Scott asked them what other night of the year that happened, and they all agreed none. They rallied for a few more minutes, until Grant tripped and fell, and announced he was done.
So we returned home at 7:30, and the mayhem began. The kids dumped their pumpkins out onto the table and began trading candy furiously. Mini-bars flew from hand to hand so quickly I was sure the chocolate would melt.
Everyone was finally happy with their take. Mark separated out all the Skittles and Starbursts, which I allow him to keep for low blood sugars. Next, he picked out his 10 favorite candies and set them aside to eat later. Then, he picked out three candies to eat immediately. The rest he handed over to me, and I handed him $10 in return. He got candy immediately, and for the next couple weeks, and $10 to boot. He was a happy camper.
We let them run wild for a bit afterwards, since they were fully revved up and enjoying a nice sugar buzz. But eventually, the sugar crash followed, and they settled down to sleep.

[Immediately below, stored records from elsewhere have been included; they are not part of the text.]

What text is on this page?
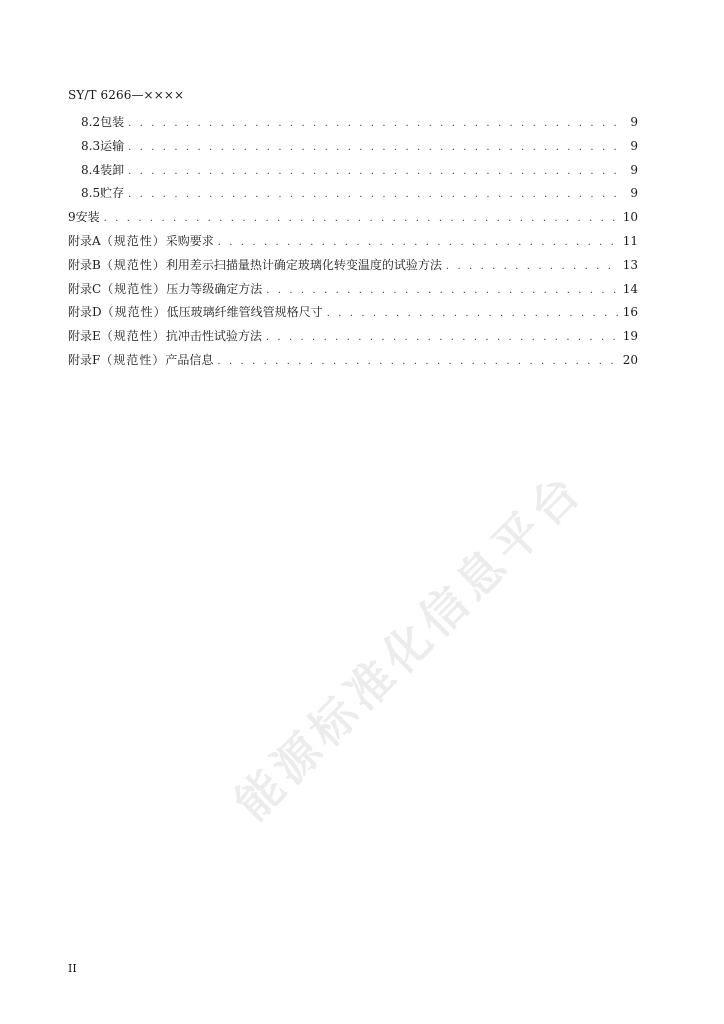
SY/T 6266—××××
8.2 包装 . . .	9
8.3 运输 . . .	9
8.4 装卸 . . .	9
8.5 贮存 . . .	9
9 安装 . . .	10
附 录 A （规范性） 采购要求 . . .	11
附 录 B （规范性） 利用差示扫描量热计确定玻璃化转变温度的试验方法 . . .	13
附 录 C （规范性） 压力等级确定方法 . . .	14
附 录 D （规范性） 低压玻璃纤维管线管规格尺寸 . . .	16
附 录 E （规范性） 抗冲击性试验方法 . . .	19
附 录 F （规范性） 产品信息 . . .	20
能源标准化信息平台
II
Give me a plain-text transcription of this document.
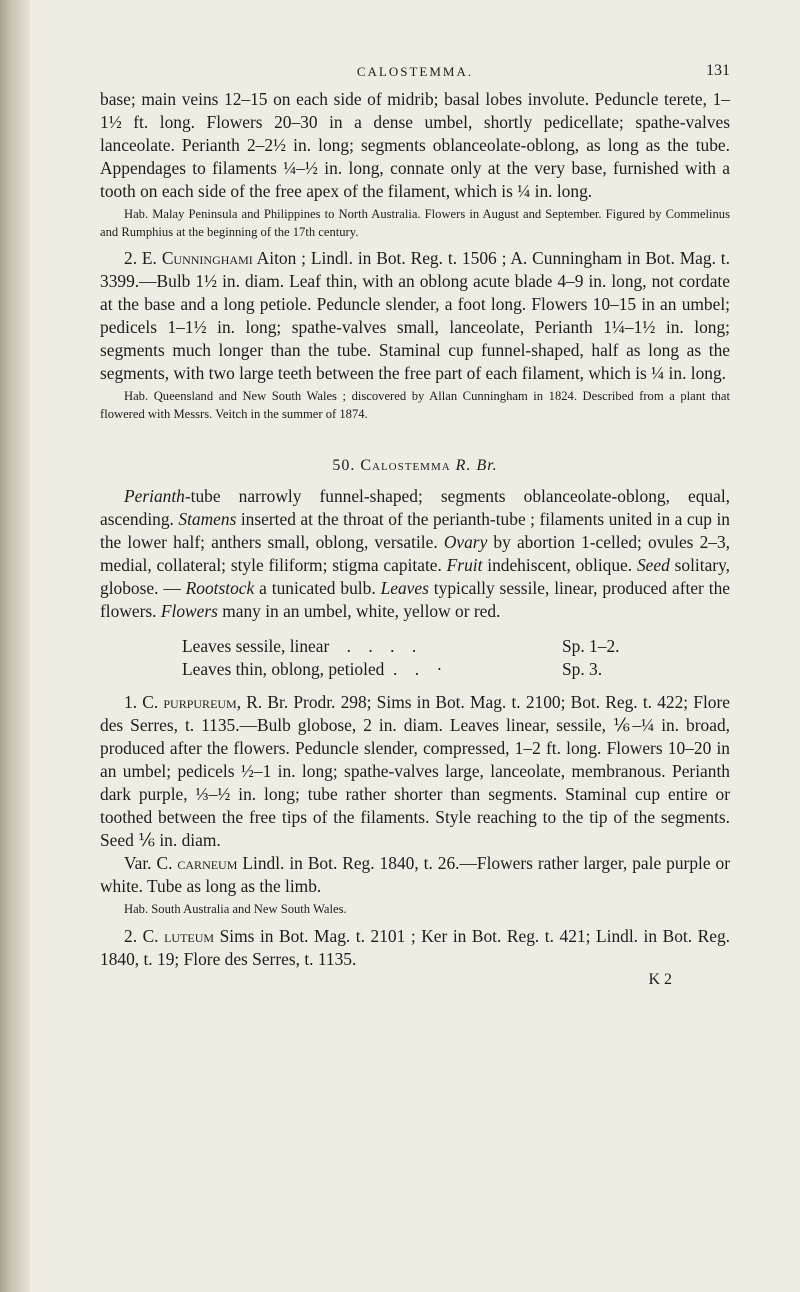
CALOSTEMMA.	131

base; main veins 12–15 on each side of midrib; basal lobes involute. Peduncle terete, 1–1½ ft. long. Flowers 20–30 in a dense umbel, shortly pedicellate; spathe-valves lanceolate. Perianth 2–2½ in. long; segments oblanceolate-oblong, as long as the tube. Appendages to filaments ¼–½ in. long, connate only at the very base, furnished with a tooth on each side of the free apex of the filament, which is ¼ in. long.

Hab. Malay Peninsula and Philippines to North Australia. Flowers in August and September. Figured by Commelinus and Rumphius at the beginning of the 17th century.

2. E. Cunninghami Aiton ; Lindl. in Bot. Reg. t. 1506 ; A. Cunningham in Bot. Mag. t. 3399.—Bulb 1½ in. diam. Leaf thin, with an oblong acute blade 4–9 in. long, not cordate at the base and a long petiole. Peduncle slender, a foot long. Flowers 10–15 in an umbel; pedicels 1–1½ in. long; spathe-valves small, lanceolate, Perianth 1¼–1½ in. long; segments much longer than the tube. Staminal cup funnel-shaped, half as long as the segments, with two large teeth between the free part of each filament, which is ¼ in. long.

Hab. Queensland and New South Wales ; discovered by Allan Cunningham in 1824. Described from a plant that flowered with Messrs. Veitch in the summer of 1874.

50. Calostemma R. Br.

Perianth-tube narrowly funnel-shaped; segments oblanceolate-oblong, equal, ascending. Stamens inserted at the throat of the perianth-tube ; filaments united in a cup in the lower half; anthers small, oblong, versatile. Ovary by abortion 1-celled; ovules 2–3, medial, collateral; style filiform; stigma capitate. Fruit indehiscent, oblique. Seed solitary, globose. — Rootstock a tunicated bulb. Leaves typically sessile, linear, produced after the flowers. Flowers many in an umbel, white, yellow or red.

Leaves sessile, linear    .    .    .    .	Sp. 1–2.
Leaves thin, oblong, petioled  .    .    ·	Sp. 3.

1. C. purpureum, R. Br. Prodr. 298; Sims in Bot. Mag. t. 2100; Bot. Reg. t. 422; Flore des Serres, t. 1135.—Bulb globose, 2 in. diam. Leaves linear, sessile, ⅙–¼ in. broad, produced after the flowers. Peduncle slender, compressed, 1–2 ft. long. Flowers 10–20 in an umbel; pedicels ½–1 in. long; spathe-valves large, lanceolate, membranous. Perianth dark purple, ⅓–½ in. long; tube rather shorter than segments. Staminal cup entire or toothed between the free tips of the filaments. Style reaching to the tip of the segments. Seed ⅙ in. diam.

Var. C. carneum Lindl. in Bot. Reg. 1840, t. 26.—Flowers rather larger, pale purple or white. Tube as long as the limb.

Hab. South Australia and New South Wales.

2. C. luteum Sims in Bot. Mag. t. 2101 ; Ker in Bot. Reg. t. 421; Lindl. in Bot. Reg. 1840, t. 19; Flore des Serres, t. 1135.

K 2
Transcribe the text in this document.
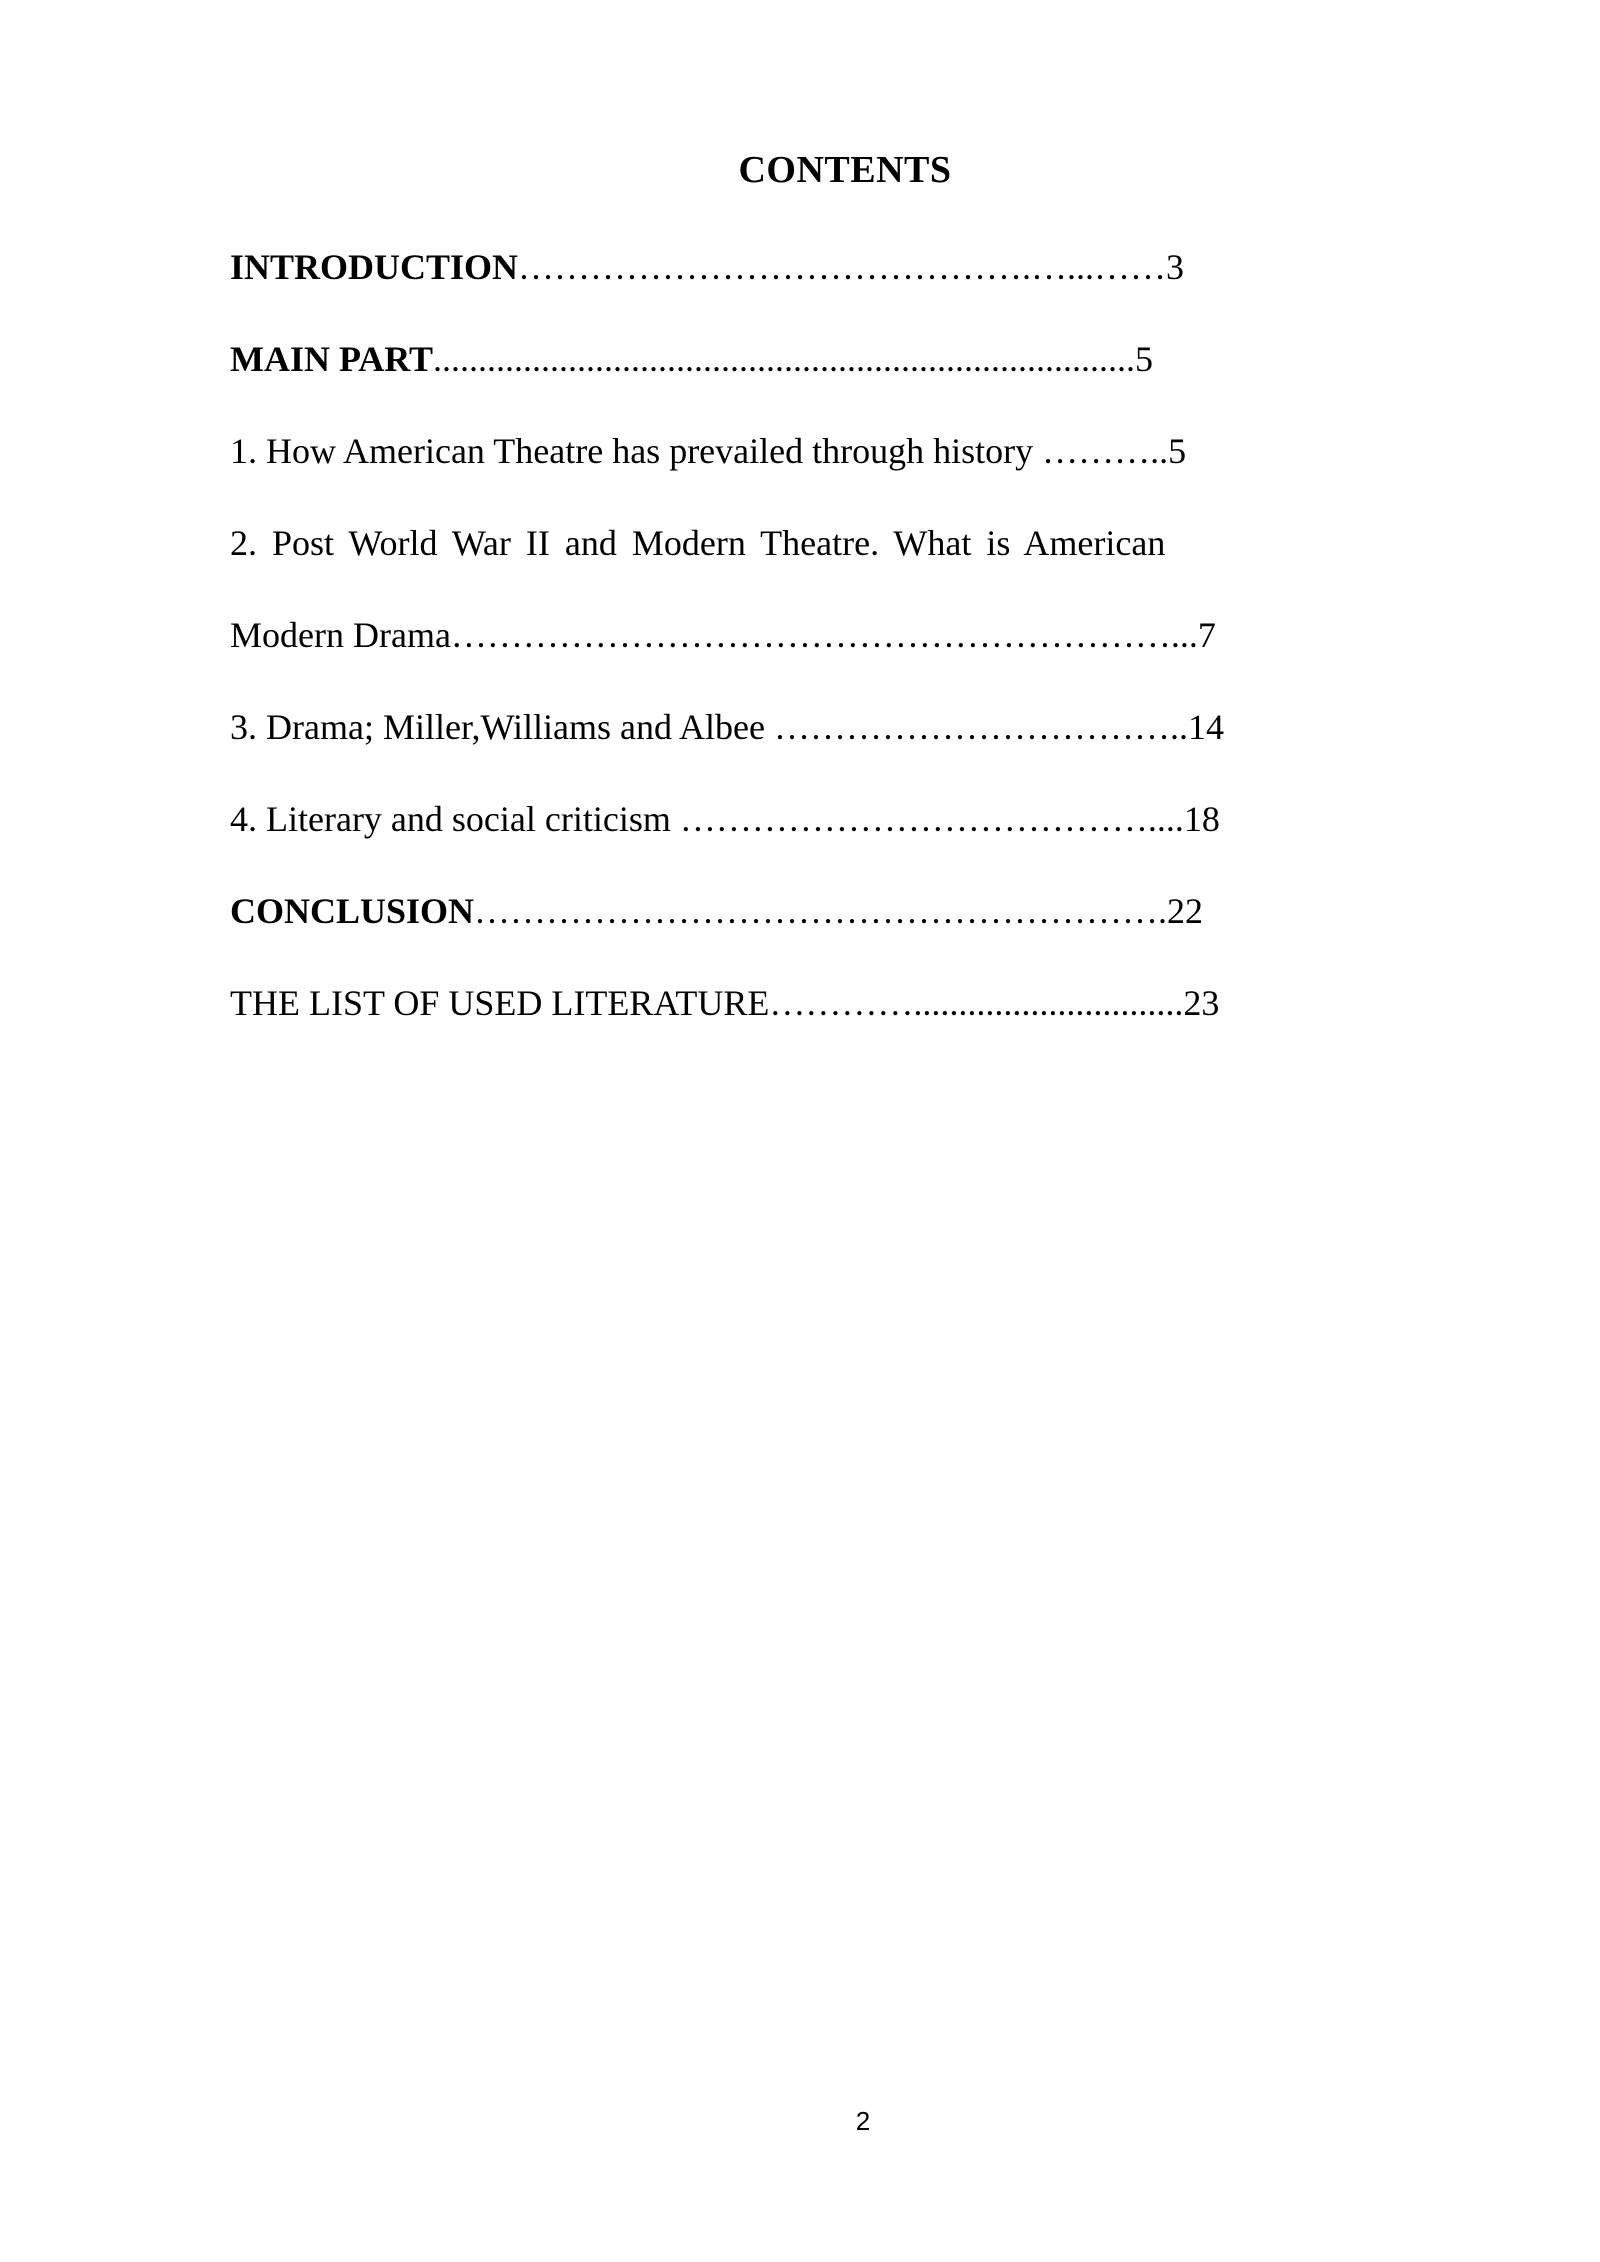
CONTENTS
INTRODUCTION…………………………………….…...……3
MAIN PART..............................................................................5
1. How American Theatre has prevailed through history ………..5
2. Post World War II and Modern Theatre. What is American
Modern Drama……………………………………………………...7
3. Drama; Miller,Williams and Albee ……………………………..14
4. Literary and social criticism …………………………………....18
CONCLUSION………………………………………………….22
THE LIST OF USED LITERATURE…………..............................23
2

Oh, and as far as the diabetes...it made itself known, especially on this holiday dedicated solely to consuming massive amounts of sugar. All the walking actually made Mark a little low by bedtime; even after the junk food dinner and three mini-candy bars, his blood sugar was 70. I gave him some milk, and apparently, diabetes roared its ugly head and protested at the healthy food. His blood sugar shot up to 418 (!) two hours later.
But that was just a sidenote to the whole story. The best part of the story didn't even involve a meter; instead, it focused on six happy kids, their smiling parents and grandparents, and loads of happy childhood memories they made that night.